C. Self-Regulatory Organization's Statement on Comments on the Proposed Rule Change Received From Members, Participants or Others
Written comments relating to the proposed changes to the rules have not been solicited or received. ICE Clear Europe will notify the Commission of any written comments received by ICE Clear Europe.
III. Date of Effectiveness of the Proposed Rule Change and Timing for Commission Action
Within 45 days of the date of publication of this notice in the Federal Register or within such longer period up to 90 days (i) as the Commission may designate if it finds such longer period to be appropriate and publishes its reasons for so finding or (ii) as to which the self-regulatory organization consents, the Commission will:
(A) By order approve or disapprove the proposed rule change or
(B) institute proceedings to determine whether the proposed rule change should be disapproved.
IV. Solicitation of Comments
Interested persons are invited to submit written data, views, and arguments concerning the foregoing, including whether the proposed rule change is consistent with the Act. Comments may be submitted by any of the following methods:
- Send paper comments in triplicate to Secretary, Securities and Exchange Commission, 100 F Street NE., Washington, DC 20549-1090.
All submissions should refer to File Number SR-ICEEU-2014-13. This file number should be included on the subject line if email is used.

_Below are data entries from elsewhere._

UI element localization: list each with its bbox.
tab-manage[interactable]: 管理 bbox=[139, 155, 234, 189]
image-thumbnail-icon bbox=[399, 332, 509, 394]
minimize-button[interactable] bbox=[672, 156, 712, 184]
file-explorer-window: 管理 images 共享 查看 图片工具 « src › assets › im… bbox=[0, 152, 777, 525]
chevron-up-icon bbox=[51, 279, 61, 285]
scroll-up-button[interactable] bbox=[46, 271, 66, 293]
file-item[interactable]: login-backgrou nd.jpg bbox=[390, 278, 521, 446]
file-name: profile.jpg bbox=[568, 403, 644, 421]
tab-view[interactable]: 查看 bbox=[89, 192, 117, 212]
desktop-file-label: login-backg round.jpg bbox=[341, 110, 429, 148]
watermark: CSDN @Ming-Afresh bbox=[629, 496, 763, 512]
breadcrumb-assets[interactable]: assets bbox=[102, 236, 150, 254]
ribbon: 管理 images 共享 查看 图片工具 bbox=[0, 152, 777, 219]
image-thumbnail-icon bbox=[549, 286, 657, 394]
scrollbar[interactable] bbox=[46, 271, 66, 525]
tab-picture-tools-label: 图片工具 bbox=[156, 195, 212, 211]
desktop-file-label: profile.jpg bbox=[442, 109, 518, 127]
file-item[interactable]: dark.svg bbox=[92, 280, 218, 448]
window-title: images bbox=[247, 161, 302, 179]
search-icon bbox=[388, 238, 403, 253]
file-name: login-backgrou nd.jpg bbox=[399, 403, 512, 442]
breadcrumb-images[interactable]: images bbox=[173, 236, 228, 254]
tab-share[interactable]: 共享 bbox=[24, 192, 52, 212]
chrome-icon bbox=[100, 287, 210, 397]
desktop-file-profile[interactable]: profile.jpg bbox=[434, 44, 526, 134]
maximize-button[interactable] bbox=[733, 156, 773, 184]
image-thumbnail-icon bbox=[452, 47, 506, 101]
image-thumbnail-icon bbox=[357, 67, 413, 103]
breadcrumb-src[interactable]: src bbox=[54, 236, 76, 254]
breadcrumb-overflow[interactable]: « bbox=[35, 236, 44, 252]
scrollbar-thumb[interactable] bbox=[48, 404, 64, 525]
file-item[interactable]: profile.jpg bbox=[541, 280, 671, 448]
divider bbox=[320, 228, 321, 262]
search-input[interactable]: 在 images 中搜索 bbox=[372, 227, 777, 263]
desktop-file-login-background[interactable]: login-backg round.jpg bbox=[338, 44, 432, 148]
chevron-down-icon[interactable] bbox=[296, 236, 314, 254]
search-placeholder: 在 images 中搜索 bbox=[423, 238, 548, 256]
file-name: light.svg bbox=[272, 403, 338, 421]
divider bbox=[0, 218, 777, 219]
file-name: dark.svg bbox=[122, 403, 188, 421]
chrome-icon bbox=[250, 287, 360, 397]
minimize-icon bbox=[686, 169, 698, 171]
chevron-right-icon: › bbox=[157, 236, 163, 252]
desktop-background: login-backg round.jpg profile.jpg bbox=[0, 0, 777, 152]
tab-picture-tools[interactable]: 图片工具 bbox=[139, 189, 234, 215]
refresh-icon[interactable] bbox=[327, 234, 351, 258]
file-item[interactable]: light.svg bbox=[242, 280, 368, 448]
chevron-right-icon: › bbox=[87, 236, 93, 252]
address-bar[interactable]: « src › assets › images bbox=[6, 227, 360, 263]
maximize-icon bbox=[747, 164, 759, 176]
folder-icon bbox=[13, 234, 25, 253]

To help the Commission process and review your comments more efficiently, please use only one method. The Commission will post all comments on the Commission's Internet Web site (http://www.sec.gov/rules/sro.shtml). Copies of the submission, all subsequent amendments, all written statements with respect to the proposed rule change that are filed with the Commission, and all written communications relating to the proposed rule change between the Commission and any person, other than those that may be withheld from the public in accordance with the provisions of 5 U.S.C. 552, will be available for Web site viewing and printing in the Commission's Public Reference Room, 100 F Street NE., Washington, DC 20549, on official business days between the hours of 10:00 a.m. and 3:00 p.m. Copies of such filings will also be available for inspection and copying at the principal office of ICE Clear Europe and on ICE Clear Europe's Web site at https://www.theice.com/clear-europe/regulation.
All comments received will be posted without change; the Commission does not edit personal identifying information from submissions. You should submit only information that you wish to make available publicly. All submissions should refer to File Number SR-ICEEU2014-13 and should be submitted on or before September 10, 2014.
For the Commission, by the Division of Trading and Markets, pursuant to delegated authority.